New generation 64-bit machines, be they based upon RISC technology of variants of newer VLIW technology, will require some changes in programming technique.

In last month's issue Systems Developer explored portability issues in transition from established 32-bit hardware to 64-bit hardware. This month's feature will explore issues in machine arithmetic.

Machine Arithmetic

Machine arithmetic is a broad term used to describe the techniques used in hardware, and where applicable, microcode, to perform integer and floating point arithmetic calculations.

Two parameters are of key importance to designers of arithmetic hardware (and microcode). These are speed and accuracy.

Speed is simply a measure of how quickly the machinery can complete a specific category of arithmetic operation, such as an ADD, SUB, MUL, DIV, SHIFT or other operation. Obviously, the faster the better, and speed usually reflects in the price of the hardware.

Accuracy is measure of the error introduced as a result of the arithmetic operation. While many integer operations are exact, floating point operations are frequently inexact.

To place this into context, digital computers manipulate binary numbers. The numbers we work with in our daily lives are decimal integers or fractions. We can represent a fraction exactly on paper, eg 1/2, 1/4, 1/23 and so on, but if we are to represent them as decimal numbers the representation is frequently inexact. While 1/2 can be accurately represented as 0.5, 1/4 as 0.25, 1/23 is represented as 0.04347826.... which is not exact.

Novices to the computing world frequently have difficulty with the idea of using a representation rather than the number itself. If the representation is good enough, the difference between the exact value and the representation should be small enough not to matter.

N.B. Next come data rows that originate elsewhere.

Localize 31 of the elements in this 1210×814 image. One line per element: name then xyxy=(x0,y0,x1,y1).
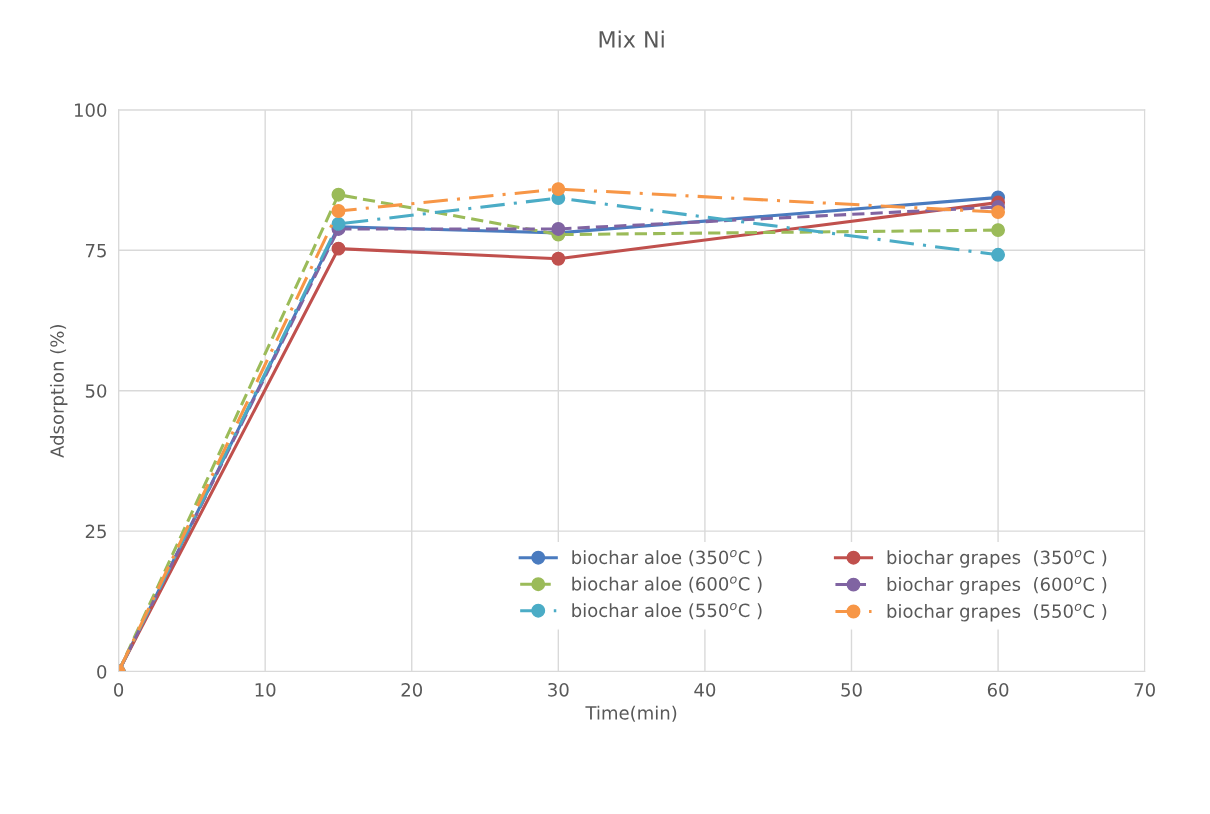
x-axis-title: Time(min) xyxy=(585,705,677,722)
y-tick-label: 50 xyxy=(85,384,107,398)
legend-label: biochar aloe (550$^{o}$C ) xyxy=(572,602,762,620)
y-tick-label: 75 xyxy=(85,244,106,258)
point xyxy=(331,187,346,202)
legend-label: biochar grapes (600$^{o}$C ) xyxy=(887,576,1107,595)
point xyxy=(331,204,346,218)
point xyxy=(551,251,566,266)
point xyxy=(991,205,1006,220)
x-tick-label: 0 xyxy=(114,682,124,697)
legend-label: biochar aloe (350$^{o}$C ) xyxy=(572,549,762,567)
x-tick-label: 20 xyxy=(401,682,423,697)
x-tick-label: 50 xyxy=(841,682,862,697)
x-tick-label: 30 xyxy=(548,682,569,697)
point xyxy=(991,247,1006,262)
x-tick-label: 10 xyxy=(255,682,276,697)
y-tick-label: 0 xyxy=(97,665,107,679)
point xyxy=(991,223,1006,238)
x-tick-label: 40 xyxy=(694,682,716,697)
point xyxy=(551,182,566,197)
x-tick-label: 70 xyxy=(1134,682,1155,697)
y-tick-label: 100 xyxy=(74,103,107,118)
x-tick-label: 60 xyxy=(987,682,1009,697)
legend-label: biochar grapes (550$^{o}$C ) xyxy=(887,603,1107,622)
point xyxy=(551,222,566,236)
point xyxy=(331,241,346,256)
legend-label: biochar grapes (350$^{o}$C ) xyxy=(887,549,1107,568)
y-tick-label: 25 xyxy=(85,524,106,539)
y-axis-title: Adsorption (%) xyxy=(49,325,68,458)
chart-title: Mix Ni xyxy=(599,30,664,48)
legend-label: biochar aloe (600$^{o}$C ) xyxy=(572,576,762,593)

Since computers perform arithmetic in binary, exact or fractional decimal representations have to be converted into a binary value before the computer can perform arithmetic. This is done by I/O software, for instance the stdio library in C which incorporates extensive format conversion routines for numerical I/O.

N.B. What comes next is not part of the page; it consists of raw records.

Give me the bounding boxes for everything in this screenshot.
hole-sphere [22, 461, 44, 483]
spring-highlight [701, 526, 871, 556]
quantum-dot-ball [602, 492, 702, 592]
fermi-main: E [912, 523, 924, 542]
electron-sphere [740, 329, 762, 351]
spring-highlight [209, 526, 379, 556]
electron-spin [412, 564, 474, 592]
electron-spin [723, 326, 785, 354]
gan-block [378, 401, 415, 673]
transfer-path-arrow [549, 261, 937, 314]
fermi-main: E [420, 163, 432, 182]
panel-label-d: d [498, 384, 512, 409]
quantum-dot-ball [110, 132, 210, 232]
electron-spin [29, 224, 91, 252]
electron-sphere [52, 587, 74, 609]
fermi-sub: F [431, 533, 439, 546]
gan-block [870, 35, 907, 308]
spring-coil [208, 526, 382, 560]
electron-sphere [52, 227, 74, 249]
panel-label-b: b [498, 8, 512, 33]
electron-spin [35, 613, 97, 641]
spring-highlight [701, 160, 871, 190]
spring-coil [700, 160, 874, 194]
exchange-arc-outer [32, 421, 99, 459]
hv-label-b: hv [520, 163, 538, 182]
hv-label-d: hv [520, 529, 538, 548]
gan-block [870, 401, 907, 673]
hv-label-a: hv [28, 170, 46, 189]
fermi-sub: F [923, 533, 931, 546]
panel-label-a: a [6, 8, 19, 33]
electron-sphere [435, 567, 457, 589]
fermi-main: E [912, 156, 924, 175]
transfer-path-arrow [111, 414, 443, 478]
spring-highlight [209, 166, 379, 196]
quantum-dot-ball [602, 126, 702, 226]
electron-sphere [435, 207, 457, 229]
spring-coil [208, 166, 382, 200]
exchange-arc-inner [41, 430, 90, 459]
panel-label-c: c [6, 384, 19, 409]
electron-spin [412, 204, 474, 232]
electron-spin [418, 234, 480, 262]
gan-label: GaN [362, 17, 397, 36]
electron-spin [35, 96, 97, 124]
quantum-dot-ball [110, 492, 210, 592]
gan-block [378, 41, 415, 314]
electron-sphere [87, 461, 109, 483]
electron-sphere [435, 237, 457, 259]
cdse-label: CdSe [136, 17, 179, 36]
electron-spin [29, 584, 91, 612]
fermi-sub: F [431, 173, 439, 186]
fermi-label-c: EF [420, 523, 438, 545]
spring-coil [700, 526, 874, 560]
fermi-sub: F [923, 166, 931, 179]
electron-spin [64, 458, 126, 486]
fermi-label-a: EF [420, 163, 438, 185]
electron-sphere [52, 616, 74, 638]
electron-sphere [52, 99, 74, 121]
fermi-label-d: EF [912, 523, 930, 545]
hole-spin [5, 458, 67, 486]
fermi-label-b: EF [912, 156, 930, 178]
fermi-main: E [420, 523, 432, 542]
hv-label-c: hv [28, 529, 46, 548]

Digital computers, and binary machines are no exception, have inherent limitations in the size of the numbers which they can represent. Consider integer arithmetic on machines with the following word (integer) sizes:

8 bits allows representation of integers from 0 up to 256.
16 bits allows representation of integers from 0 up to 65,536.
24 bits allows representation of integers from 0 up to 16,777,216.
32 bits allows representation of integers from 0 up to 4,294,967,296.
48 bits allows representation of integers from 0 up to 2.8 x 10^14.
64 bits allows representation of integers from 0 up to 1.84 x 10^19.

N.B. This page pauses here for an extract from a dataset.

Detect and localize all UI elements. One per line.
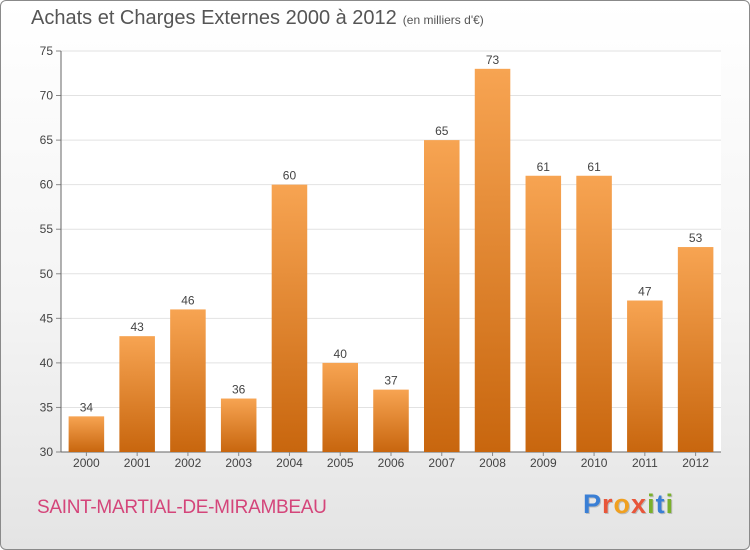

If we aim to represent a number larger than the integer size of the machine, then we have to start playing tricks like using double-words or performing the arithmetic using a software library which emulates decimal or other arithmetic. Alternately, we can avoid the problem by representing the number in floating point format rather than integer, and accept a loss in accuracy resulting from the conversion to a floating point format.

The key to successfully mastering machine arithmetic, either as a designer or as a user of the machine, is to understand the limitations of the represntation being used and the errors introduced by both representation and arithmetic. If these are understood well, then their impact on the behaviour of the algorithms in which these calculations are used can be objectively assessed.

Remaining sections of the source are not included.